Graham Nash in the ROLLING STONE interview: Keep going, keep going

Graham Nash has arrived in the here and now. He owes that not only to his age, but also to David Lynch, who had given Nash and his third wife, Amy Grantham, a course in Transcendental Meditation a few years ago.

“I feel like through meditation I’m finally starting to see who I really am,” Nash explains. Although his new studio work, “Now”, is not necessarily a spiritual album, it is his most personal, as the 81-year-old emphasizes. What in most cases is little more than a PR phrase is understandable in the case of “Now”, because the creation of the album has a lot to do with a life crisis.

It was one of the many turning points in the musician’s life that should be the starting point for his new album: In 2016 he divorced his second wife, Susan Sennett, after 38 years. “I was 75 at the time and thought I would never fall in love again. And then it happened.” The album begins with this thought: “I used to think that I would never love again/ I used to think that I’d be all on my own/ I really thought that it was coming to an end/ And just the thought of it chilled me to the bone‘ Nash sings there. Nostalgia and looking back are not things that particularly interest Nash. But it can now be a short pause. “I’ve always lived in rock ‘n’ roll and never really stopped. But now I’m nearing the end of my life. I’d like to be here for another twenty, thirty years, but maybe I’ll drop dead in the middle of our conversation — who knows?” he says.

Finitude is omnipresent

Finiteness is omnipresent, as the death of his bandmate David Crosby taught him. “I miss David tremendously! I wish we had made more music together. He and I wrote a lot of great songs together. But there should have been more.” There was no reconciliation between the two feuding songwriters, but there was at least a rapprochement shortly before Crosby’s death. “We ended up communicating with each other again. We sent each other voice messages. David wanted to apologize for opening his mouth too wide at the time, especially when it came to Neil Young.”

Nash also doesn’t exclude the political on “Now” — because that goes hand in hand with the private, as he emphasizes. In the play “Golden Idol”, for example, there is talk of the “MAGA tourists who took over the hill” (meaning here the riots by Trump supporters on the US Capitol in Washington in January 2021). The native Briton is concerned about the situation in his adopted country, the USA: “Many are talking about an imminent civil war — and that scares the shit out of me!” he says. He is also concerned that nuclear energy (which he protested against in the late 1970s) is experiencing a kind of renaissance and is being seen again in some places as a safe form of energy production. “No sane scientist would tell you it’s really safe!”
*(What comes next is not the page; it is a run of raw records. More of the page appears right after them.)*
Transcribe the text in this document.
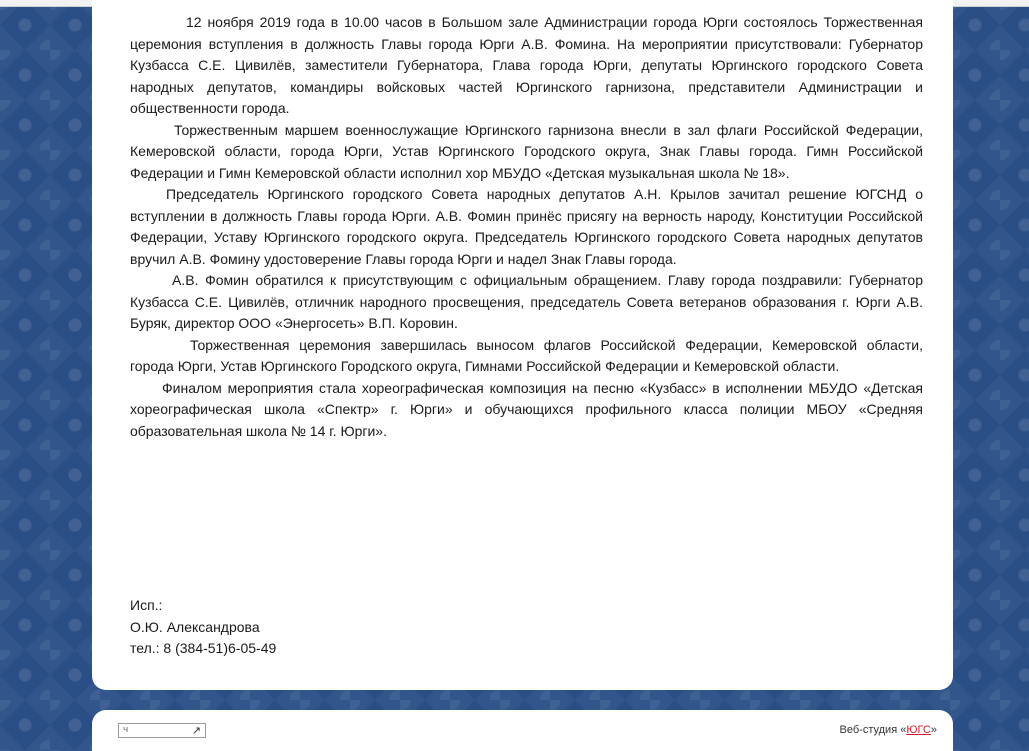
12 ноября 2019 года в 10.00 часов в Большом зале Администрации города Юрги состоялось Торжественная церемония вступления в должность Главы города Юрги А.В. Фомина. На мероприятии присутствовали: Губернатор Кузбасса С.Е. Цивилёв, заместители Губернатора, Глава города Юрги, депутаты Юргинского городского Совета народных депутатов, командиры войсковых частей Юргинского гарнизона, представители Администрации и общественности города.

Торжественным маршем военнослужащие Юргинского гарнизона внесли в зал флаги Российской Федерации, Кемеровской области, города Юрги, Устав Юргинского Городского округа, Знак Главы города. Гимн Российской Федерации и Гимн Кемеровской области исполнил хор МБУДО «Детская музыкальная школа № 18».

Председатель Юргинского городского Совета народных депутатов А.Н. Крылов зачитал решение ЮГСНД о вступлении в должность Главы города Юрги. А.В. Фомин принёс присягу на верность народу, Конституции Российской Федерации, Уставу Юргинского городского округа. Председатель Юргинского городского Совета народных депутатов вручил А.В. Фомину удостоверение Главы города Юрги и надел Знак Главы города.

А.В. Фомин обратился к присутствующим с официальным обращением. Главу города поздравили: Губернатор Кузбасса С.Е. Цивилёв, отличник народного просвещения, председатель Совета ветеранов образования г. Юрги А.В. Буряк, директор ООО «Энергосеть» В.П. Коровин.

Торжественная церемония завершилась выносом флагов Российской Федерации, Кемеровской области, города Юрги, Устав Юргинского Городского округа, Гимнами Российской Федерации и Кемеровской области.

Финалом мероприятия стала хореографическая композиция на песню «Кузбасс» в исполнении МБУДО «Детская хореографическая школа «Спектр» г. Юрги» и обучающихся профильного класса полиции МБОУ «Средняя образовательная школа № 14 г. Юрги».

Исп.:
О.Ю. Александрова
тел.: 8 (384-51)6-05-49
ч	↗	Веб-студия «ЮГС»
Still, Nash remains an incorrigible optimist, as he professes on the record’s second, and undoubtedly most hippy, track, “A Better Life.” “To be an optimist these days is something extraordinary. But what is the alternative? Death, nothing. I have to stay optimistic. Although, of course, the state of the world worries me, both politically and ecologically. But we have the opportunity to change the world — and music can help with that.”

Despite his experience, the man who made Crosby, Stills, Nash & Young history is a little excited ahead of the release of Now, but then asserts himself: “Time is the only relevant currency these days. But I know I’m not wasting your time with this album.”